The field has since narrowed to just Hoffman, Democrat Paula Aboud and Republican Kathleen Dunbar on the November 6 general election ballot. (Democrat Vicki Hart lost the September primary, while Green Party candidate Ted O'Neill, saying he feared "negative" consequences should his candidacy help Dunbar win office, dropped out of the race last month.)

Hoffman holds out a slim ray of hope for his campaign, but he's aware he's a long shot. His slim chances make it possible for him to run a remarkably pander-free campaign. "We offer a little more straight talk and not telling people what they want to hear and dodging so much," Hoffman says.

Hoffman's campaign has been overshadowed by the aggressive bantering between Aboud and Dunbar. A recent debate degenerated into material for America's Funniest Home Videos when Aboud, complaining of an amateur videographer in the crowd, began covering her face with papers while she responded to questions, while Dunbar got mad enough to threaten to sue her Democratic opponent.
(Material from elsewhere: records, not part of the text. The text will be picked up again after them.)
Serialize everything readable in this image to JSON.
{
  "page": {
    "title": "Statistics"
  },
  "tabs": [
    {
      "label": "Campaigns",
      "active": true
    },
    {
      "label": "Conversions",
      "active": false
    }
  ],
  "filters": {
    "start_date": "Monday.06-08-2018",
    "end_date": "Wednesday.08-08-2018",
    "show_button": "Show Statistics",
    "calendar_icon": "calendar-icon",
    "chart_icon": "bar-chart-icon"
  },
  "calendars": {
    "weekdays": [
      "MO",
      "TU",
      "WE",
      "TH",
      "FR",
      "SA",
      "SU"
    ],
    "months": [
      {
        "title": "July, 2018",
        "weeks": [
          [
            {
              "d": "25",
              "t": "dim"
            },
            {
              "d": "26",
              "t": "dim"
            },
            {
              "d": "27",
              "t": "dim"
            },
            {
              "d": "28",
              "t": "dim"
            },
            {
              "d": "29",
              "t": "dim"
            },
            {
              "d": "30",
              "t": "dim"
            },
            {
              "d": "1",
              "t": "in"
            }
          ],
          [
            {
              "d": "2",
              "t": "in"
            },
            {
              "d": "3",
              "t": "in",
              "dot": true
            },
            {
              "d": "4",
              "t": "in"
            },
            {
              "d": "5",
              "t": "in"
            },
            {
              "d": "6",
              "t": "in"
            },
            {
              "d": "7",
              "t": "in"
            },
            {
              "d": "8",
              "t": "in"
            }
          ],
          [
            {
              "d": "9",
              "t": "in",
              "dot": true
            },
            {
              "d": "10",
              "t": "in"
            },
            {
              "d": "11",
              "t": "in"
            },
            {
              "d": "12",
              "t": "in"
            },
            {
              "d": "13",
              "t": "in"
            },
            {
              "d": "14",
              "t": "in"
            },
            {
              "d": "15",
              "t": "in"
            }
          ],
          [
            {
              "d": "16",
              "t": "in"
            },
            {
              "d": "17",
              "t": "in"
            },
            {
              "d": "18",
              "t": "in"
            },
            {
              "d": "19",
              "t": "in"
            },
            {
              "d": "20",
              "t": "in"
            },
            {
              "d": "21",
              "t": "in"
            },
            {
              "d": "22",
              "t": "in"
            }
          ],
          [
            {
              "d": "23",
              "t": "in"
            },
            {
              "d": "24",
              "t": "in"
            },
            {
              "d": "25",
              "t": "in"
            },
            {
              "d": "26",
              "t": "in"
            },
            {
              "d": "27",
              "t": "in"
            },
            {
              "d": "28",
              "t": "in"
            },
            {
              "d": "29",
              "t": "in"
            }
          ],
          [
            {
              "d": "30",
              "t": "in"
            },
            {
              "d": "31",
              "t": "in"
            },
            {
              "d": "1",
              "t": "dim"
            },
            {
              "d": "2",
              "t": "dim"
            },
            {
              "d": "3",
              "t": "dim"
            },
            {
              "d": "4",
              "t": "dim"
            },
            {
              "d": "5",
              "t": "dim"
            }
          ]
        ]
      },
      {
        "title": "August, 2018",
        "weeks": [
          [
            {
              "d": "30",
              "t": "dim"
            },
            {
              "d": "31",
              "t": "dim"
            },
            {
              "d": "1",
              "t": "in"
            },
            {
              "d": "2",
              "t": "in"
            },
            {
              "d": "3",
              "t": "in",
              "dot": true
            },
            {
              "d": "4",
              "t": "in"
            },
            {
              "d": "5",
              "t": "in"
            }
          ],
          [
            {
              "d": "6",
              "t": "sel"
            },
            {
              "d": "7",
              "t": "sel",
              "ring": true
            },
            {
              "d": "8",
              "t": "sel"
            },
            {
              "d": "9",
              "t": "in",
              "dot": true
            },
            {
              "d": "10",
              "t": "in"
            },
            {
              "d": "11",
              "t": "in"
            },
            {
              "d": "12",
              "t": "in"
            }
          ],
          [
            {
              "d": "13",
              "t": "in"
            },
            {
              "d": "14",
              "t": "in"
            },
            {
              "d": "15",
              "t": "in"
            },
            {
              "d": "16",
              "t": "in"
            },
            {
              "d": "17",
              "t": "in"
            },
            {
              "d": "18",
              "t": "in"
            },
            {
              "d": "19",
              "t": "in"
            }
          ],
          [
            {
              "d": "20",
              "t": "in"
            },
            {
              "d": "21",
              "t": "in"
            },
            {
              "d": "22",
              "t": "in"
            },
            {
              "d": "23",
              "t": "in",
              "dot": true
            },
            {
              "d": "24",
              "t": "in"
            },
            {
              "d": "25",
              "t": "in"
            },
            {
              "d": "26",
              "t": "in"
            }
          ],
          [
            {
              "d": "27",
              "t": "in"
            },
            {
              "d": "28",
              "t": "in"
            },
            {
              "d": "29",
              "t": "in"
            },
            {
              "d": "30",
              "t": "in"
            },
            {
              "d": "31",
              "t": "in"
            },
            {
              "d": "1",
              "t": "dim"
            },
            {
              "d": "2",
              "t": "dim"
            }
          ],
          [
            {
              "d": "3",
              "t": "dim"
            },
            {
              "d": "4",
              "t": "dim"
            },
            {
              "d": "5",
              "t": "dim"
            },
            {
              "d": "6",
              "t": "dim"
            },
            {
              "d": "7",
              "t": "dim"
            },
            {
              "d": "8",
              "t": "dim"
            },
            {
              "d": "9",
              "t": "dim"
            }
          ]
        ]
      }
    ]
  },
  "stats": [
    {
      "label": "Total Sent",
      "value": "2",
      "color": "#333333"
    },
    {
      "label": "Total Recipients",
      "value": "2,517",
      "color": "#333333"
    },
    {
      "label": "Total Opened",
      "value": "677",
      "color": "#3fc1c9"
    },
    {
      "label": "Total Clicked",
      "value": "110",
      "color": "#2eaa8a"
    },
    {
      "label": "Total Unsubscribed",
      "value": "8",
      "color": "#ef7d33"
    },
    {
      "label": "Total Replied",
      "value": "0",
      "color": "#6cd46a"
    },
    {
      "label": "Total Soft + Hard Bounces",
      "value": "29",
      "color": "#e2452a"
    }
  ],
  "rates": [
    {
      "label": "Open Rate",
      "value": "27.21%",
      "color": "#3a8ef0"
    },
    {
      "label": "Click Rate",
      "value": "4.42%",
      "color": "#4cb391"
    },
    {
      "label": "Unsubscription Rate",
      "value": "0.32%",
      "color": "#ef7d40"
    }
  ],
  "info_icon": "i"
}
With that kind of floor show, the Libertarian is having a hard time getting much attention. But he suggests that despite all their bickering, both his opponents are big-government types compared to him.

"Frankly, I don't think there's a huge difference between Republicans and Democrats and that's why a lot of the electorate is somewhat disenchanted," Hoffman says. "My candidacy will offer an alternative to business as usual."

Hoffman delivers on that campaign promise. He'd slash city government back to providing the essentials: police patrols, fire protection, road building and garbage collection. "I'll even go as far as to say city parks," he says.

Otherwise, he's swinging the budget axe. "They should get out of social engineering, funding for the arts, funding for non-profits and charities," Hoffman says. No more dollars for the Temple of Music and Art or domestic violence shelters. If they can't make it in the private sector through profit or charitable contribution, the government has no business "taking money at gunpoint" to subsidize them.

The cuts would free up dollars for projects such as an east-west freeway "that people will actually use"--unlike, say, the Barraza-Aviation Parkway, which carries about as much traffic as Tucson Boulevard does as it winds through the Sam Hughes neighborhood.

Hoffman says the people of Tucson have chosen cars as their preferred method of transportation. City government should respond to that reality by building more efficient roads. While he sees the current bus system as a necessary charity, he scoffs at the notion of expanding it or building light rail.

"My big fear, transportation-wise, is we may end up like Portland, Ore., where we sort of turn over our lives and our rights and our future to some sort of Politburo which will plan our lives for us," Hoffman says.

Hoffman opposes just about every recent move the council has made. He's against the big-box ordinance, the living-wage policy that requires companies that contract with the city to pay employees at least $8 an hour, and the ban on smoking in restaurants. "I think it's insane that the city government would take it upon itself to ban a legal activity on private property," he says.

He's outraged by the council's effort to impose background checks on all firearm sales at Tucson Convention Center gun shows in the face of state law. Along with ending what he calls "the gun war against Pat McMahon," he'd push to reverse the "chickenshit" regulations banning guns in public buildings and city parks. These ordinances, he says, are designed to make it so "nobody can move around with a gun in their possession."